Wandlung
Geschrieben von ruediger um 23:56 in Allgemein

Wir wohnen seit 18 Jahren hier. Eine kleine schnuckelige 4 Zimmer Wohnung in einem 100 jährigen Haus, mitten in Wiesbadens Schmuckkästchen. Wie haben die Wohnung kurz vor der Geburt der besten Tochter von allen bezogen, ihr Zimmer mit Liebe und Hingabe als Babyzimmer hergerichtet.

Nach 4 Jahren wurde das Zimmer zum Kinderzimmer umgemodelt. Neue Tapeten, andere Farben, neuer Teppich und neue Möbel.
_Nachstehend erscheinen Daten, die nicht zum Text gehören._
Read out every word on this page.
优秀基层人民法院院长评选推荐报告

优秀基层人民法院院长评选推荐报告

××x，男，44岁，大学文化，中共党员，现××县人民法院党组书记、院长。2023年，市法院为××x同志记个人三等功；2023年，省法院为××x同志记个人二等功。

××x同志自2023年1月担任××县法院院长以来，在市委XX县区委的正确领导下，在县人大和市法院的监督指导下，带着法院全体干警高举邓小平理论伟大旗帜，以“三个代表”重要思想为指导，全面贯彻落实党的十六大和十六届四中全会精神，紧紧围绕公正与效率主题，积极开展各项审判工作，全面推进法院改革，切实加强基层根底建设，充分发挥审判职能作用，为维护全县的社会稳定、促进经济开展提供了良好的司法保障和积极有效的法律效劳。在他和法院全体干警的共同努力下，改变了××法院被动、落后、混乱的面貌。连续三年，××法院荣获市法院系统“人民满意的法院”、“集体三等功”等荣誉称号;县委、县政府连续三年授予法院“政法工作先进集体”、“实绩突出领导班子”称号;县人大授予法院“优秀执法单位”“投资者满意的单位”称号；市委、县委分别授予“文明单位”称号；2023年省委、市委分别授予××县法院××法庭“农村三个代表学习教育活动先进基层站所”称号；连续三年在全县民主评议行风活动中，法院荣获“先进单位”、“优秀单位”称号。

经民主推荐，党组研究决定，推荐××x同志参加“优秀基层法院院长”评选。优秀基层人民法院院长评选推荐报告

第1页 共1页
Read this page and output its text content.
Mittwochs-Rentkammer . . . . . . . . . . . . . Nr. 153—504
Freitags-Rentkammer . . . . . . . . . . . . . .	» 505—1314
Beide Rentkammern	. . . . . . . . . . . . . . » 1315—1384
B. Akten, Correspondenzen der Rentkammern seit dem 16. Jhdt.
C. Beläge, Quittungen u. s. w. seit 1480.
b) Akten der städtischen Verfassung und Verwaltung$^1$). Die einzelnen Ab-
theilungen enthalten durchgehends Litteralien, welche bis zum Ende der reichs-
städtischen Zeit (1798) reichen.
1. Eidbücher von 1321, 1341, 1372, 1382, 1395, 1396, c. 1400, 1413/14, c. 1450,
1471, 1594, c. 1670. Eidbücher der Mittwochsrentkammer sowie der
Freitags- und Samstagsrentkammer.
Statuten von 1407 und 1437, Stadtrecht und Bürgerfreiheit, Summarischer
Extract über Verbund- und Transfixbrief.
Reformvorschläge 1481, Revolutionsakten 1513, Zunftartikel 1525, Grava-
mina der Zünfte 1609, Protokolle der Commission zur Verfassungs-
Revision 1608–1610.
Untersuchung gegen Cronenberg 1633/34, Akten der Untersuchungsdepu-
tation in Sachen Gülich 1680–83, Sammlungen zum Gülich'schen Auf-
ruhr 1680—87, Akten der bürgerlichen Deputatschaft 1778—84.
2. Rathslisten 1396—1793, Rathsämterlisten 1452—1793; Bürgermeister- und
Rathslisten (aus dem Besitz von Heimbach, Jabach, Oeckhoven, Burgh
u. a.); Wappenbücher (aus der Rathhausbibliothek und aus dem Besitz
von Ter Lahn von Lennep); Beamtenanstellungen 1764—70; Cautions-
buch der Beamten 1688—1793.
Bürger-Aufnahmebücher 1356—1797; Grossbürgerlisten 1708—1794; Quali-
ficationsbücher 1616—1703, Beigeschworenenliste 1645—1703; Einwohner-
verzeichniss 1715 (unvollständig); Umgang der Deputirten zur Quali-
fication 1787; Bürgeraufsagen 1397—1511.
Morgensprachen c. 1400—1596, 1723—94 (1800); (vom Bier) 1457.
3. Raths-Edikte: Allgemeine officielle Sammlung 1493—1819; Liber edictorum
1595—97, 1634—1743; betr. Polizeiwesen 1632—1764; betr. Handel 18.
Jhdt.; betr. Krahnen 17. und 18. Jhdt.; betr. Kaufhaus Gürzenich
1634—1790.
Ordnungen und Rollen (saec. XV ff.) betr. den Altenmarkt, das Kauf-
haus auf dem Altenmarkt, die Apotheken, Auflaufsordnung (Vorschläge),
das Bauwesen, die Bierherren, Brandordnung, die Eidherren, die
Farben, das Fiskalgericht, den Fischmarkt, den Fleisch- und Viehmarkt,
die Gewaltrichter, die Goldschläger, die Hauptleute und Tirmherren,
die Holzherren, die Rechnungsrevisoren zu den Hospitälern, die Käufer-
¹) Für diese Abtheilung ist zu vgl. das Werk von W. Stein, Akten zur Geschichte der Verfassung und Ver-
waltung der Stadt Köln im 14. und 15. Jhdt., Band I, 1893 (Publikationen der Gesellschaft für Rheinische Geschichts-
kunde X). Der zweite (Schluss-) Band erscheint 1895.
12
Und die kleine Maus immer fleißig dazwischen, Werkzeuge reichen, Kartons zerrupfen, Aufräumen zuschauen wie wir werkelten. Weil partout keine passenden Regale zu bekommen waren, haben wir damals vieles aus Fichtenholzplatten selber gebaut. Das war schon ein tolles Zimmer und sie war stolz wie Oskar.

Dann brauchte sie ein größeres Bett, einen anderen Schreibtisch, ein größerer Schrank, das Zimmer wuchs wieder mit. Der Wechsel zum Mädchenzimmer war schwer, weil ‘plötzlich’ war es kein kleines Kind mehr, sie hatte bestimmte Vorstellungen oder Wünsche und verstand diese auch bockig durchzusetzen.´Also wieder Möbel raus und diesmal richtig coole Sachen besorgt, neuer Teppich, eine kleine Schlafcouch, einen besseren Schreibtisch, Stehlampen – sie wusste was sie wollte. Der Aufbau und das Aufstellen waren diesmal alles andere als einfach. Wenn Mutter mit Tochter am zanken sind, wie was gehört und wo genau was hingestellt wird, die Tochter jedoch komplett anderer Meinung ist, Männer ich sage euch geht aus der Wohnung und wartet bis das vorbei ist.

Das Zimmer wurde später durch diverse Poster ‘aufgewertet’. Sie wollte keine Reißzwecken nehmen, sondern nur Tesafilm. Demzufolge sahen die Wände recht bald ziemlich übel aus, weil je nach Musik und Liebling. Die Schranktüren wurden beklebt, ein ‘nicht stören’ Schild gebastelt, das Zimmer wurde zur Mädchenhöhle. Wobei wir ihren Raum schon immer respektierten. Wir klopfen seit jeher vorher an, wenn wir rein gehen und wenn die Tür zu war, wird sie auch danach wieder geschlossen.

Der Teppich musste nach einem ‘Unfall’ dann vor einigen Jahren erneuert werden, der Schreibtisch war zu klein, die Kindercouch war kaputt gesessen, die Tapete verbraucht, alte Farbe, aus der Mädchenhöhle wurde ein Jugendzimmer. Die hübschen Poster wurden gegen teilweise hässliche und mitunter mehr provokative ersetzt. Der Tesafilm wurde verbannt, überall lagen Reißzwecken herum. Eine Qual bis alles fertig war, aber danach war sie zufrieden.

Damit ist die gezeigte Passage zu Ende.